A 400-year old scissor company made debut with sharp gains

September 08, 2021 10:07
Photo: Facebook

Forget HSBC, or Kweichow Moutai. They are vintages but just not old enough.

Enter Zhang Xiaoquan, a nearly 400 year-old maker of household hardware products that debuted on the Shenzhen ChiNext Market earlier this week with an opening price more than four times its IPO price.

The huge rally showed how passionately investors cheered for the famous scissor maker which dated back its history to the Chongzhen Emperor in Ming Dynasty.

Zhang Xiaoquan, son of craftsman Zhang Jiasi who discovered a way to make scissors that were beautiful and durable, inherited the family business and later started the namesake company.
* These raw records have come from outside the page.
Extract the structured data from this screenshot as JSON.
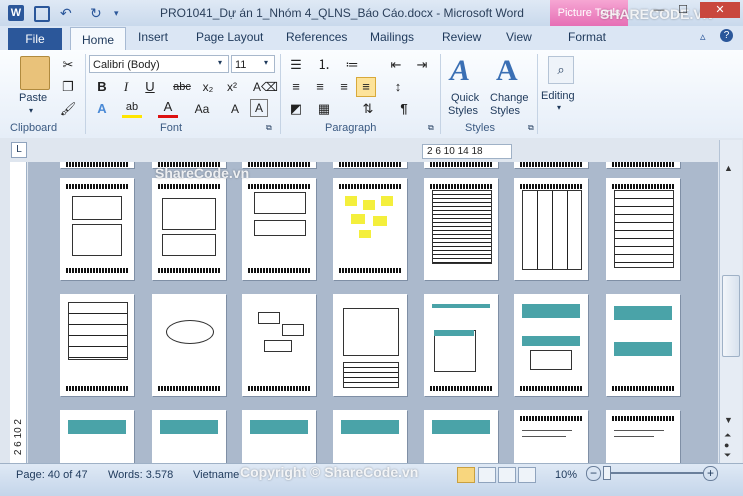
{
  "title_bar": {
    "app_icon": "word-icon",
    "title": "PRO1041_Dự án 1_Nhóm 4_QLNS_Báo Cáo.docx - Microsoft Word",
    "contextual_tab": "Picture Tools",
    "brand_logo": "SHARECODE.VN"
  },
  "tabs": {
    "file": "File",
    "items": [
      "Home",
      "Insert",
      "Page Layout",
      "References",
      "Mailings",
      "Review",
      "View",
      "Format"
    ]
  },
  "ribbon": {
    "clipboard": {
      "label": "Clipboard",
      "paste": "Paste"
    },
    "font": {
      "label": "Font",
      "font_name": "Calibri (Body)",
      "font_size": "11"
    },
    "paragraph": {
      "label": "Paragraph"
    },
    "styles": {
      "label": "Styles",
      "quick_styles_1": "Quick",
      "quick_styles_2": "Styles",
      "change_styles_1": "Change",
      "change_styles_2": "Styles"
    },
    "editing": {
      "label": "Editing"
    }
  },
  "ruler": {
    "marks": "2  6  10  14  18"
  },
  "vertical_ruler": {
    "marks": "2  6  10  2"
  },
  "watermarks": {
    "top": "ShareCode.vn",
    "bottom": "Copyright © ShareCode.vn"
  },
  "status_bar": {
    "page": "Page: 40 of 47",
    "words": "Words: 3.578",
    "language": "Vietname",
    "zoom": "10%",
    "zoom_level": 0.1
  },
  "colors": {
    "accent": "#2b579a",
    "contextual": "#e66fb5",
    "teal": "#4aa3a8"
  }
}
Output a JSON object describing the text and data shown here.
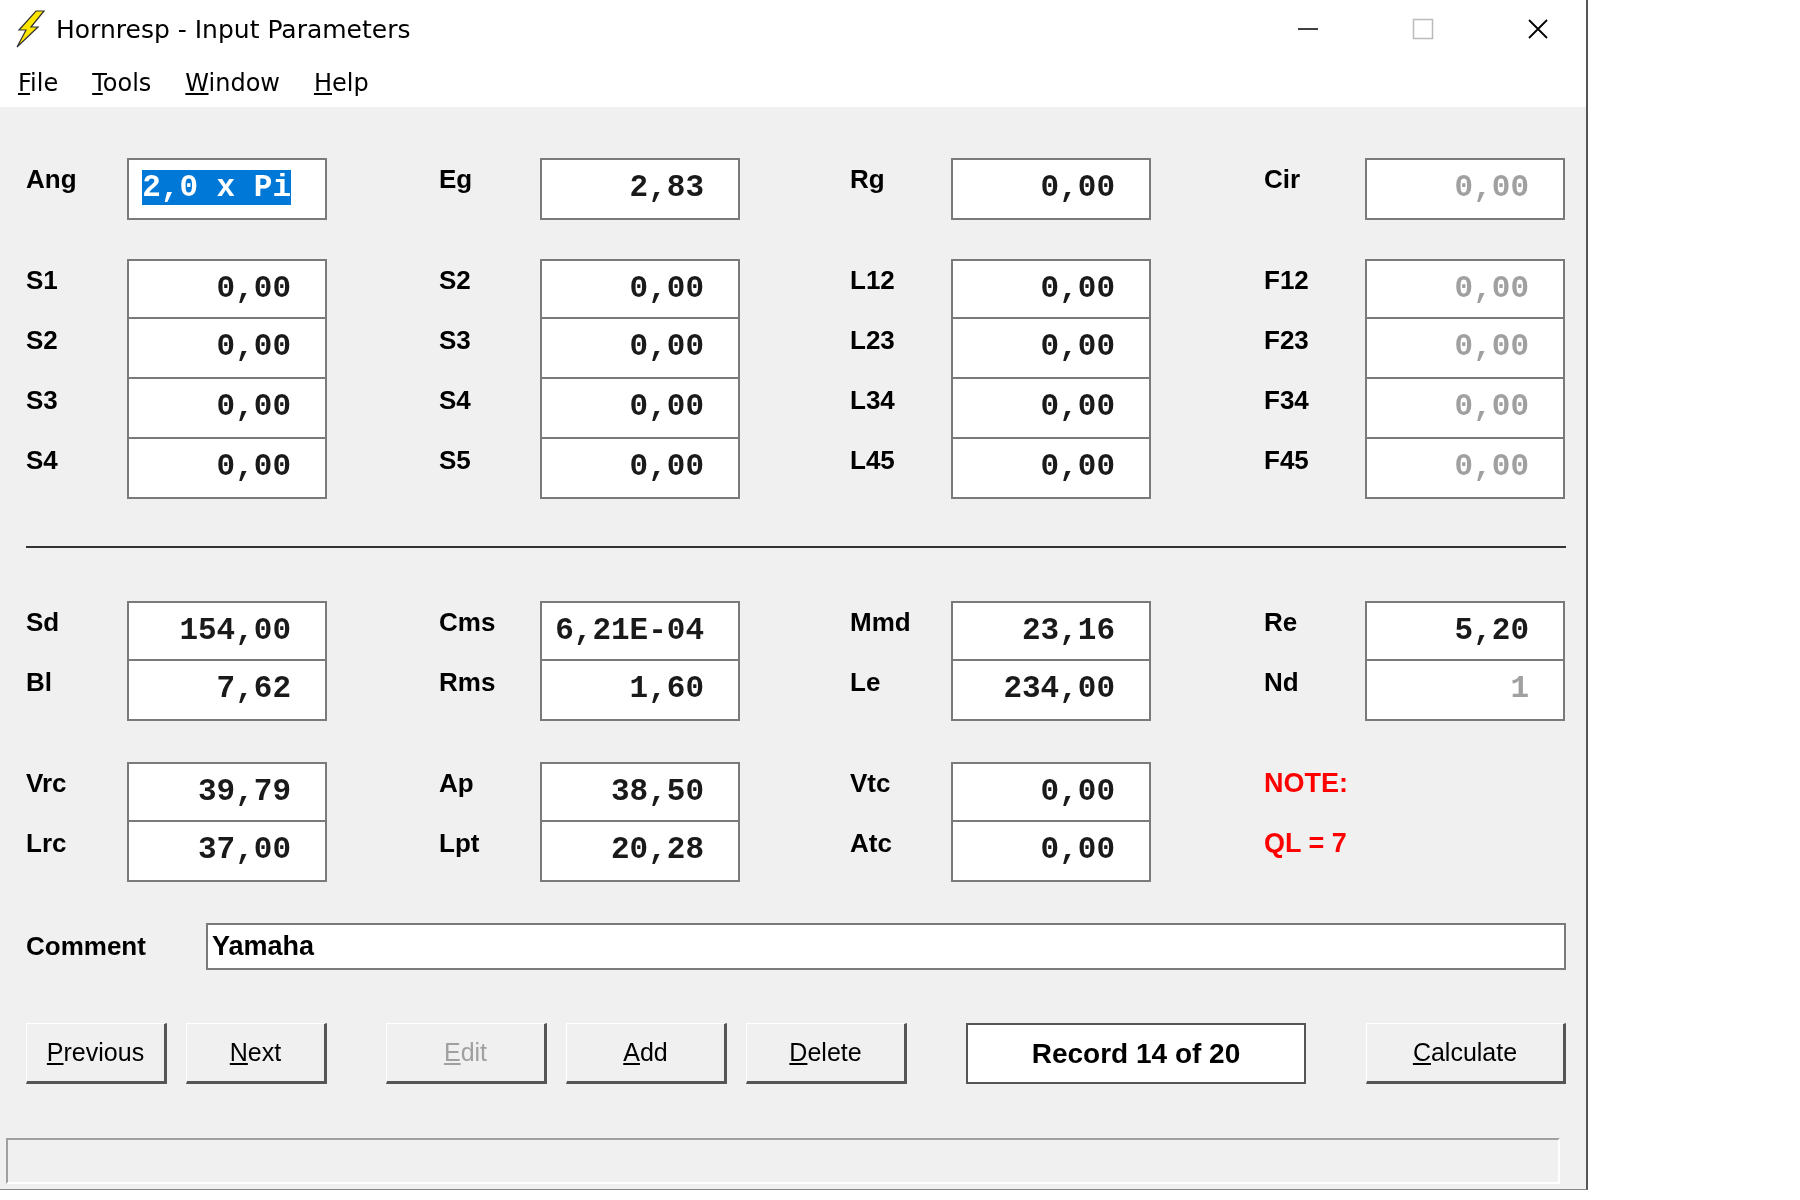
{
  "window": {
    "title": "Hornresp - Input Parameters"
  },
  "menu": [
    {
      "label": "File"
    },
    {
      "label": "Tools"
    },
    {
      "label": "Window"
    },
    {
      "label": "Help"
    }
  ],
  "horn_groups": [
    {
      "rows": [
        [
          {
            "kind": "field",
            "label": "Ang",
            "value": "2,0 x Pi",
            "disabled": false,
            "text_selected": true
          },
          {
            "kind": "field",
            "label": "Eg",
            "value": "2,83",
            "disabled": false,
            "text_selected": false
          },
          {
            "kind": "field",
            "label": "Rg",
            "value": "0,00",
            "disabled": false,
            "text_selected": false
          },
          {
            "kind": "field",
            "label": "Cir",
            "value": "0,00",
            "disabled": true,
            "text_selected": false
          }
        ]
      ]
    },
    {
      "rows": [
        [
          {
            "kind": "field",
            "label": "S1",
            "value": "0,00",
            "disabled": false,
            "text_selected": false
          },
          {
            "kind": "field",
            "label": "S2",
            "value": "0,00",
            "disabled": false,
            "text_selected": false
          },
          {
            "kind": "field",
            "label": "L12",
            "value": "0,00",
            "disabled": false,
            "text_selected": false
          },
          {
            "kind": "field",
            "label": "F12",
            "value": "0,00",
            "disabled": true,
            "text_selected": false
          }
        ],
        [
          {
            "kind": "field",
            "label": "S2",
            "value": "0,00",
            "disabled": false,
            "text_selected": false
          },
          {
            "kind": "field",
            "label": "S3",
            "value": "0,00",
            "disabled": false,
            "text_selected": false
          },
          {
            "kind": "field",
            "label": "L23",
            "value": "0,00",
            "disabled": false,
            "text_selected": false
          },
          {
            "kind": "field",
            "label": "F23",
            "value": "0,00",
            "disabled": true,
            "text_selected": false
          }
        ],
        [
          {
            "kind": "field",
            "label": "S3",
            "value": "0,00",
            "disabled": false,
            "text_selected": false
          },
          {
            "kind": "field",
            "label": "S4",
            "value": "0,00",
            "disabled": false,
            "text_selected": false
          },
          {
            "kind": "field",
            "label": "L34",
            "value": "0,00",
            "disabled": false,
            "text_selected": false
          },
          {
            "kind": "field",
            "label": "F34",
            "value": "0,00",
            "disabled": true,
            "text_selected": false
          }
        ],
        [
          {
            "kind": "field",
            "label": "S4",
            "value": "0,00",
            "disabled": false,
            "text_selected": false
          },
          {
            "kind": "field",
            "label": "S5",
            "value": "0,00",
            "disabled": false,
            "text_selected": false
          },
          {
            "kind": "field",
            "label": "L45",
            "value": "0,00",
            "disabled": false,
            "text_selected": false
          },
          {
            "kind": "field",
            "label": "F45",
            "value": "0,00",
            "disabled": true,
            "text_selected": false
          }
        ]
      ]
    }
  ],
  "driver_groups": [
    {
      "rows": [
        [
          {
            "kind": "field",
            "label": "Sd",
            "value": "154,00",
            "disabled": false,
            "text_selected": false
          },
          {
            "kind": "field",
            "label": "Cms",
            "value": "6,21E-04",
            "disabled": false,
            "text_selected": false
          },
          {
            "kind": "field",
            "label": "Mmd",
            "value": "23,16",
            "disabled": false,
            "text_selected": false
          },
          {
            "kind": "field",
            "label": "Re",
            "value": "5,20",
            "disabled": false,
            "text_selected": false
          }
        ],
        [
          {
            "kind": "field",
            "label": "Bl",
            "value": "7,62",
            "disabled": false,
            "text_selected": false
          },
          {
            "kind": "field",
            "label": "Rms",
            "value": "1,60",
            "disabled": false,
            "text_selected": false
          },
          {
            "kind": "field",
            "label": "Le",
            "value": "234,00",
            "disabled": false,
            "text_selected": false
          },
          {
            "kind": "field",
            "label": "Nd",
            "value": "1",
            "disabled": true,
            "text_selected": false
          }
        ]
      ]
    },
    {
      "rows": [
        [
          {
            "kind": "field",
            "label": "Vrc",
            "value": "39,79",
            "disabled": false,
            "text_selected": false
          },
          {
            "kind": "field",
            "label": "Ap",
            "value": "38,50",
            "disabled": false,
            "text_selected": false
          },
          {
            "kind": "field",
            "label": "Vtc",
            "value": "0,00",
            "disabled": false,
            "text_selected": false
          },
          {
            "kind": "note",
            "text": "NOTE:"
          }
        ],
        [
          {
            "kind": "field",
            "label": "Lrc",
            "value": "37,00",
            "disabled": false,
            "text_selected": false
          },
          {
            "kind": "field",
            "label": "Lpt",
            "value": "20,28",
            "disabled": false,
            "text_selected": false
          },
          {
            "kind": "field",
            "label": "Atc",
            "value": "0,00",
            "disabled": false,
            "text_selected": false
          },
          {
            "kind": "note",
            "text": "QL = 7"
          }
        ]
      ]
    }
  ],
  "comment": {
    "label": "Comment",
    "value": "Yamaha"
  },
  "buttons": [
    {
      "label": "Previous",
      "disabled": false
    },
    {
      "label": "Next",
      "disabled": false
    },
    {
      "label": "Edit",
      "disabled": true
    },
    {
      "label": "Add",
      "disabled": false
    },
    {
      "label": "Delete",
      "disabled": false
    }
  ],
  "record": "Record 14 of 20",
  "calculate": {
    "label": "Calculate",
    "disabled": false
  }
}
The company made Kweichow Moutai, a liquor that started in 1640 in the Qing Dynasty, and HSBC, which also started its business back in 1865, look young.

Imperial dynasties have come and gone, it seems like the humble but beautiful hand-made utensils are more durable.

The multi-century-old firm secured 6,220 times over subscription in its initial public offering that raised 269 million yuan for building of an intelligent manufacturing centre.

Last year Zhang Xiaoquan, sold 29.32 million scissors and reported a turnover of 572 million yuan, up 18 per cent. The company made a profit of 77 million yuan during the period, up seven per cent.

Priced at 6.9 yuan a share, Zhang Xiaoquan shot above 38 yuan intraday before settling its first day of trading at 34.09 yuan, a 394 percent gain. (The stock has given up some of the gains since then and was last quoted at around 30.40 yuan.)

A string of century-year-old Chinese companies have jumped on the bandwagon of seeking a public debut for rejuvenation as they aspire to seek public money for growth.

Shandong Dezhou Braised Chicken Co Ltd, a chicken cuisine firm more than 300 years old, and Zhejiang Wufangzhai Industry Co Ltd, which celebrates its centennial this year with its signature rice dumplings or zongzi, have reportedly filed for listing.

Some century-old franchises did really well after listing. Among others, Kweichow Moutai and traditional medicine producer Zhangzhou Pien Tze Huang Pharmaceutical showed strong share price performance backed by robust earnings growth. But others were less fortunate.

For example, China Quanjude, an iconic Beijing roast duck restaurant chain, suffered from a net loss last year under the shadow of the pandemic.

Still, welcome the old dogs to the financial market!